Oleh: Burhanuddin Muhtadi
Dosen UIN Jakarta dan Direktur Eksekutif Indikator Politik
Saya mengenal pertama kali nama Azyumardi Azra ketika pada tahun 1995 membaca tulisan-tulisannya yang bertebaran di Jurnal Ulumul Qur’an. Kebetulan saat itu saya masih “nyantri” di Madrasah Aliyah Negeri Khusus (MAPK) Surakarta.
Seorang kakak kelas menjajakan jurnal Ulumul Qur’an, baik edisi baru atau lama, di kamarnya. Dan saya lebih sering menikmatinya secara gratisan ketimbang membelinya. Pada saat itulah saya terkesima dengan produktivitas Azra tanpa sepenuhnya memahami pemikiran-pemikirannnya yang disampaikan dengan untaian kalimat dan diksi yang berat untuk seorang anak Aliyah seperti saya.
Di antara tokoh-tokoh pembaharu Islam yang buku-bukunya saya baca semasa di MAPK Surakarta, Azra memang lebih “junior.” Jika Nurcholish Madjid sudah dikenal dengan pemikiran desakralisasi Islamnya, Harun Nasution dengan teologi rasionalnya, Munawir Sjadzali dengan reaktulisasi Islamnya, Muslim Abdurrahman dengan teologi transformatifnya, nama Azyumardi Azra dan pemikirannya pada saat itu belumlah menjadi “household name.”
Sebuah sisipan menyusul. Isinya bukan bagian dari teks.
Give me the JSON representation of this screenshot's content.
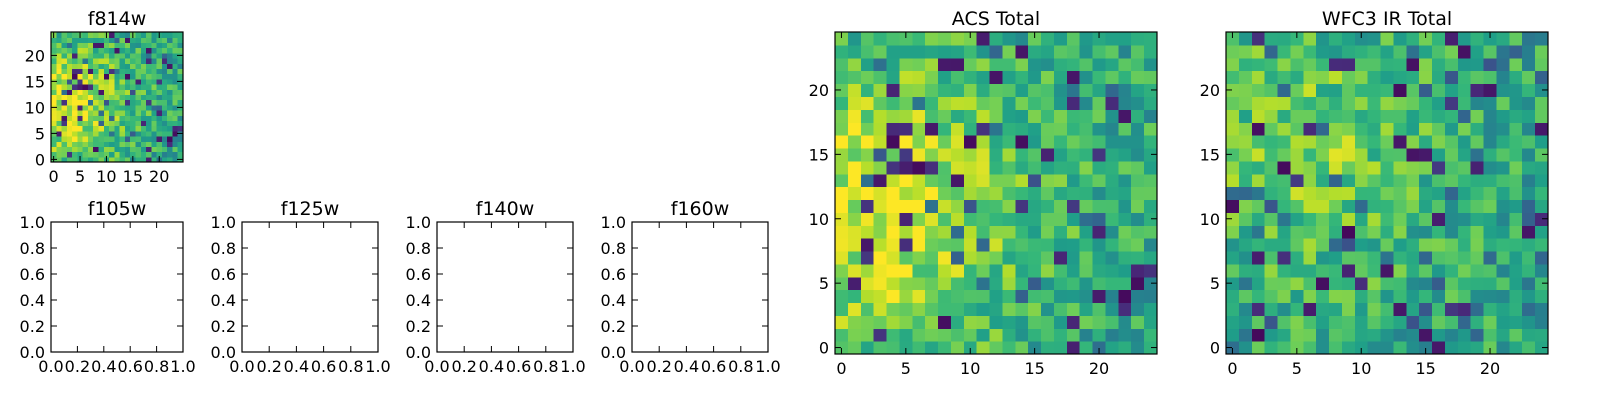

Saat itu belum banyak yang mengenal disertasi Azra di Columbia University yang bertajuk “The Transmission of Islamic Reformism to Indonesia: Network of Middle Eastern and Malay-Indonesian Ulama in the Seventeenth and Eighteenth Centuries.”
Buku terjemahan disertasinya yang diterbitkan Mizan dengan judul yang menohok “Jaringan Ulama Timur Tengah dan Kepulauan Nusantara Abad XVII dan XVIII” baru meledak setelah saya berlabuh di Ciputat pada 1996.
Munculnya nama Azyumardi Azra dalam daftar intelektual Muslim pada medio 1990-an membuat reputasi IAIN (UIN) Jakarta makin mengkilap. Meski orang tua menyarankan saya kuliah di IAIN Yogyakarta karena pertimbangan biaya, saya bersikeras melanjutkan sekolah ke IAIN Jakarta karena pesona para cendekiawan Muslim yang umumnya bermarkas di Ciputat.
Ketika saya menginjakkan kaki di IAIN Jakarta, Azra baru saja menyelesaikan program post-doctoral di Oxford University. Karier keilmuannya yang mengagumkan membuat Rektor IAIN pada saat itu, Prof Dr Quraish Shihab, mendapuk Azra sebagai Pembantu Rektor Bidang Akademik.
Terpilihnya Quraish Shihab sebagai Menteri Agama pada 1998 membawa keberuntungan tersendiri bagi Azra. Ia naik kelas menjadi Rektor IAIN Jakarta di masa-masa genting jelang berakhirnya kekuasaan rezim Orde Baru.
Sebagai mahasiswa yang turut berdemonstrasi bersama ribuan mahasiswa IAIN, saya sering melihat Azra “melepas” keberangkatan “pasukan” mahasiswa ke Gedung DPR RI. Setelah Soeharto jatuh, Azra makin dekat dengan aktivis mahasiswa. Sebagai Rektor ia sangat akomodatif terhadap tuntutan mahasiswa membubarkan sistem senat mahasiswa yang dianggap bagian dari warisan Orde Baru menjadi Badan Eksekutif Mahasiswa yang lebih otonom.
Keakrabannya dengan dunia aktivisme sebenarnya tidak mengherankan karena Azra sendiri datang dari kalangan aktivis pada masanya. Ia adalah mantan Ketua Umum Senat Mahasiswa Fakultas Tarbiyah IAIN Jakarta (1979-1982) dan Ketua Umum HMI Cabang Ciputat (1981-1982).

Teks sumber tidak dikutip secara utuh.